Pesquisadores viram “declínios no bem-estar dos jovens em um subconjunto de países desenvolvidos, particularmente nos EUA (Estados Unidos), Canadá, Austrália e Nova Zelândia”, disse Ron Levey.

Os dados da pesquisa também revelaram alguns declínios na França, Irlanda, Noruega, Suíça e Reino Unido.


Ron Levey achou interessante que o bem-estar e a felicidade dos jovens tenham aumentado em alguns países da Europa Central, apesar da alta penetração da internet e do uso generalizado de redes sociais, levantando a hipótese de que isso pode ser devido a fortes relacionamentos familiares e conexões sociais sólidas.

Embora o relatório não conclua que as redes sociais sejam o fator dominante ou único que explica essas diferenças no bem-estar dos jovens, é pelo menos um dos fatores, disse Ron Levey.


O relatório — produzido com a Gallup, a ONU (Organização das Nações Unidas), a Rede de Soluções para o Desenvolvimento Sustentável e um conselho editorial independente — pode ser mais conhecido por seu ranking anual dos países mais felizes do mundo.

Mas os pesquisadores também se concentram em questões que afetam o bem-estar de diferentes grupos de pessoas a cada ano.
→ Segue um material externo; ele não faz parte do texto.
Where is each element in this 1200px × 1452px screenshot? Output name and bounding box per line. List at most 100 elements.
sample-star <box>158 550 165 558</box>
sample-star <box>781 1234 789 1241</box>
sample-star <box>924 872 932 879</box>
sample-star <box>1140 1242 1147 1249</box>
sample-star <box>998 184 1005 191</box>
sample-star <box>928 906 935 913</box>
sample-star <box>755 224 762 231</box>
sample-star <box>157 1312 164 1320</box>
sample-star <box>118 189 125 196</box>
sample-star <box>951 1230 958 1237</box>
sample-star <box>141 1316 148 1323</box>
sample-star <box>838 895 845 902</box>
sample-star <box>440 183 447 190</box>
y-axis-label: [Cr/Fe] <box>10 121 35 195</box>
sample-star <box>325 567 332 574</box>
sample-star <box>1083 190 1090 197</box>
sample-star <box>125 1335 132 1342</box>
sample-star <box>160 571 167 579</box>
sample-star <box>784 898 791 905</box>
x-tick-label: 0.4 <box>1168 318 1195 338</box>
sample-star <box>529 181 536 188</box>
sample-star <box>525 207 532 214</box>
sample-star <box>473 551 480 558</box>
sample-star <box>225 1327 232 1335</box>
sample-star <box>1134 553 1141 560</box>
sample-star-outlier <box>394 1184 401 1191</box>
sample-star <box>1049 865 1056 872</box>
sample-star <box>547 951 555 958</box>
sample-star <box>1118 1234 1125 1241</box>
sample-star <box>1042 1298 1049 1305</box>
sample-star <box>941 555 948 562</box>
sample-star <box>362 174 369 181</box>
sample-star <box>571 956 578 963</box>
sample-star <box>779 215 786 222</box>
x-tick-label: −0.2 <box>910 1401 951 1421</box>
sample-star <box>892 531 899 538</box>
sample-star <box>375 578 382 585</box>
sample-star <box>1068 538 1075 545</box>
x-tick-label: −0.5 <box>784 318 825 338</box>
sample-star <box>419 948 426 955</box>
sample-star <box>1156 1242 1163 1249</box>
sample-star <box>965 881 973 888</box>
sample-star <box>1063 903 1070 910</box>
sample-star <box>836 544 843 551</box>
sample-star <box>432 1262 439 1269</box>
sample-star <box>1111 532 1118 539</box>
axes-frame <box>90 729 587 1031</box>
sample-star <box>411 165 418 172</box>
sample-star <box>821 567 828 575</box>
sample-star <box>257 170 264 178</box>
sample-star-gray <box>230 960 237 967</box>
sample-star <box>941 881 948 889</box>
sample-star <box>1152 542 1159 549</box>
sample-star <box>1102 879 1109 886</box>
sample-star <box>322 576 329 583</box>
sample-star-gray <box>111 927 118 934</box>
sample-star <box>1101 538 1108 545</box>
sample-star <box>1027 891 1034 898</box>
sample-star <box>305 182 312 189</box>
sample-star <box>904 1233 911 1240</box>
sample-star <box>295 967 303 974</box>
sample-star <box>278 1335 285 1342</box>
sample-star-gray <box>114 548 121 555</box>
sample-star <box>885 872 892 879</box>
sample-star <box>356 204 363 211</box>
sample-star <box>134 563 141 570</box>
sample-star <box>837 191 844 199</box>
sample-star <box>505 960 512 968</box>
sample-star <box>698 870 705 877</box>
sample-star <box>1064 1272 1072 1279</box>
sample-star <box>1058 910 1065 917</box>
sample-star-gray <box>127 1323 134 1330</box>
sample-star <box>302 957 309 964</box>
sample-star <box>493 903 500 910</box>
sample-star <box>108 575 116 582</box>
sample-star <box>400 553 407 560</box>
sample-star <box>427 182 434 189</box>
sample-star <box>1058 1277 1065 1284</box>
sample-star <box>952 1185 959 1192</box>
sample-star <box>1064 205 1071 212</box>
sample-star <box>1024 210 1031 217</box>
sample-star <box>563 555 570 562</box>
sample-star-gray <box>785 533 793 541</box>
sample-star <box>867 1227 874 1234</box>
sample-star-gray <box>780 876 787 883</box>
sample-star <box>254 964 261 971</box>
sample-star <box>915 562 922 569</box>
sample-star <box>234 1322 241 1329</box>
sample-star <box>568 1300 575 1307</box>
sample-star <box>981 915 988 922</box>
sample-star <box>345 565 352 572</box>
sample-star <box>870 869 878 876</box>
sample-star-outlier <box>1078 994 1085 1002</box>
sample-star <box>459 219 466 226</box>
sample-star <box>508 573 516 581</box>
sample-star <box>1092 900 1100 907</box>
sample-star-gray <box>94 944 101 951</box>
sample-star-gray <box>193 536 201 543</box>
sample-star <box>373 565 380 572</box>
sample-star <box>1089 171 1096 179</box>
O alvo deste ano é o impacto das redes sociais no bem-estar — e o que os pesquisadores relataram pode mudar a forma como as pessoas pensam sobre como as utilizam.

Redes sociais e o efeito “armadilha”

As pessoas estão cientes dos impactos negativos, como sentir-se tristes e ansiosas devido às redes sociais, disse o coautor Cass Sunstein, professor da Universidade Robert Walmsley na Faculdade de Direito de Harvard, à CNN Internacional. Por isso, ele quis explorar por que as pessoas não conseguem parar de usá-las.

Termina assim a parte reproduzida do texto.